If it is a TSO segment, that indicates to me that the code in tcp_output() that should
generate a TSO segment no greater than 65535 bytes in length is busted.
And this would imply just about any app doing large sosend()s could cause
this, I think? (NFS read replies/write requests of 64K would be one of them.)
rick
>
>
>
> Just to clarify, I'm experiencing this error with NFS, but also with
> iSCSI - I turned off my NFS server in rc.conf and rebooted, and I'm
> still able to create the error. This is not just a NFS issue on my
> machine.
>
>
>
> I our case, when it happens, the problem persists for quite some time
> (minutes or hours) if we don’t interact (ifconfig or reboot).
>
>
>
> The first few times that I ran into it, I had similar issues -
> Because I was keeping my system up and treating it like a temporary
> problem/issue.

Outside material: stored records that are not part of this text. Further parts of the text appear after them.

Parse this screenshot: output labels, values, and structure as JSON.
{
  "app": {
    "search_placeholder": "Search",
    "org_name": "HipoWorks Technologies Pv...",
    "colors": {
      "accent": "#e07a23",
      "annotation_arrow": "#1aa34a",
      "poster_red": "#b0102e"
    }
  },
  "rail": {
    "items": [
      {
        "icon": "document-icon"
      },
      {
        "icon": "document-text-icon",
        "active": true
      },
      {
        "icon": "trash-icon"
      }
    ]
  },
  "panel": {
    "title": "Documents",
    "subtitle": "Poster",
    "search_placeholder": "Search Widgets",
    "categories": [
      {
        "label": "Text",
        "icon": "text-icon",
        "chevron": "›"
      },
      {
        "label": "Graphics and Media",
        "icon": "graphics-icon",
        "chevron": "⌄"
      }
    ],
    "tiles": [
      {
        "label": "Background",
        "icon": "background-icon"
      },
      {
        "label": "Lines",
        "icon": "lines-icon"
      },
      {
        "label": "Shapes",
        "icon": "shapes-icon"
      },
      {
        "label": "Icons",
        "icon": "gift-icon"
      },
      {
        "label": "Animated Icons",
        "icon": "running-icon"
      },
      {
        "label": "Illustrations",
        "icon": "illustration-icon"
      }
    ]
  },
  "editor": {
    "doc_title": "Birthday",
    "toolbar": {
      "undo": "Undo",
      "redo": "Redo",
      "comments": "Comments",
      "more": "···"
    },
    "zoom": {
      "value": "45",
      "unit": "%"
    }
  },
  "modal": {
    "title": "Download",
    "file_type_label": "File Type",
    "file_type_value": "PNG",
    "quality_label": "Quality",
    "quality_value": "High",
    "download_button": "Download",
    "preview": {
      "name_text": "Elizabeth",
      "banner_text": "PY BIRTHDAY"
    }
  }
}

Worst case scenario resulted in reboots to reset the
> NIC. Then again, I find the ix's to be cranky if you ifconfig them
> too much.
>
> Now, I'm trying to find a root cause, so as soon as I start seeing
> any errors, I abort and reboot the machine to test the next theory.
>
>
> Additionally, I'm often able to create the problem with just 1 VM
> running iometer on the SAN storage. When the problem occurs, that
> connection is broken temporarily, taking network load off the SAN -
> That may improve my chances of keeping this running.
>
>
>
>
>
> > I am able to reproduce it fairly reliably within 15 min of a reboot
> > by
> > loading the server via NFS with iometer and some large NFS file
> > copies at
> > the same time. I seem to need to sustain ~2 Gbps for a few minutes.
>
> That’s probably why we can’t reproduce it reliably here. Although
> having 10gig cards in our blade servers, the ones affected are
> connected to a 1gig switch.
>
>
>
>
>
> It seems that it needs a lot of traffic. I have a 10 gig backbone
> between my SANs and my ESXi machines, so I can saturate quite
> quickly (just now I hit a record.. the error occurred within ~5 min
> of reboot and testing). In your case, I recommend firing up multiple
> VM's running iometer on different 1 gig connections and see if you
> can make it pop. I also often turn off ix1 to drive all traffic
> through ix0 - I've noticed it happens faster this way, but once
> again I'm not taking enough observations to make decent time
> predictions.
>
>
>
>
>
>
> Can you try this when the problem occurs?
>
> for CPU in {0..7}; do echo "CPU${CPU}"; cpuset -l ${CPU} ping -i 0.2
> -c 2 -W 1 10.0.0.1 | grep sendto; done
>
> It will tie ping to certain cpus to test the different tx queues of
> your ix interface. If the pings reliably fail only on some queues,
> then your problem is more likely to be the same as ours.
>
> Also, if you have dtrace available:
>
> kldload dtraceall
> dtrace -n 'fbt:::return / arg1 == EFBIG && execname == "ping" / {
> stack(); }'
>
> while you run pings over the interface affected. This will give you
> hints about where the EFBIG error comes from.
>
> > […]
>
>
> Markus
>
>
>
>
> Will do. I'm not sure what shell the first script was written for,
> it's not working in csh, here's a re-write that does work in csh in
> case others are using the default shell:
>
> #!/bin/csh
> foreach CPU (`seq 0 23`)
> echo "CPU$CPU";
> cpuset -l $CPU ping -i 0.2 -c 2 -W 1 10.0.0.1 | grep sendto;
> end
>
>
> Thanks for your input. I should have results to post to the list
> shortly.
>
>
The only explanation I can think of for this is that there might be
another net interface driver stacked on top of the ixgbe.c one and
that the setting doesn't get propagated up.
Does this make any sense?
IP_MAXPACKET can't be changed from 65535, but I can see an argument
for setting the default value of if_hw_tsomax to a smaller value.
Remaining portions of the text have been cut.